Could you use addr2line to locate the source code line positions?
It generated a core file, loading this in gdb gives
#0 0x00007f5982d8eb80 in __memmove_evex_unaligned_erms () from /lib64/libc.so.6
#1 0x00007f59858d7002 in MPIR_Typerep_unpack () at mpich-4.3.0/src/mpi/datatype/typerep/src/typerep_yaksa_pack.c:340
#2 0x00007f59858dbde3 in MPIR_Unpack_impl () at mpich-4.3.0/src/mpi/datatype/datatype_impl.c:87
#3 0x00007f59856c62bc in PMPI_Unpack () at mpich-4.3.0/src/binding/c/datatype/unpack.c:94
#4 0x00007f598732ed6b in MPIR_Unpack_cdesc () at mpich-4.3.0/src/binding/fortran/use_mpi_f08/wrappers_c/f08_cdesc.c:4326
#5 0x00007f59868f5b7b in mpi_unpack_f08ts () at mpich-4.3.0/src/binding/fortran/use_mpi_f08/wrappers_f/f08ts.f90:7272
#6 0x0000000000401ef1 in bustit () at mpich-4.3.0/test/mpi/f08/datatype/structf.f90:74
That is a memcpy.
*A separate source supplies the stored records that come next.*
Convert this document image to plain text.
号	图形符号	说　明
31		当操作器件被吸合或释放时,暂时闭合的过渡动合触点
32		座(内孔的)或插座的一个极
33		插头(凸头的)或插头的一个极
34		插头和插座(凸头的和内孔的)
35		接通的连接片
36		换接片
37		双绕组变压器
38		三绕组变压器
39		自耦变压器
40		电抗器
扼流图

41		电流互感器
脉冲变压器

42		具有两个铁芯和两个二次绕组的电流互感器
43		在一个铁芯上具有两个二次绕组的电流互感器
I suspect it is a compiler bug that is try to optimize with vector instructions. And the intermittent-ness is due to randomly triggered alignment issue. Does this only show up with the NVHPC compiler?
Yes, the issue is specific to NVHPC.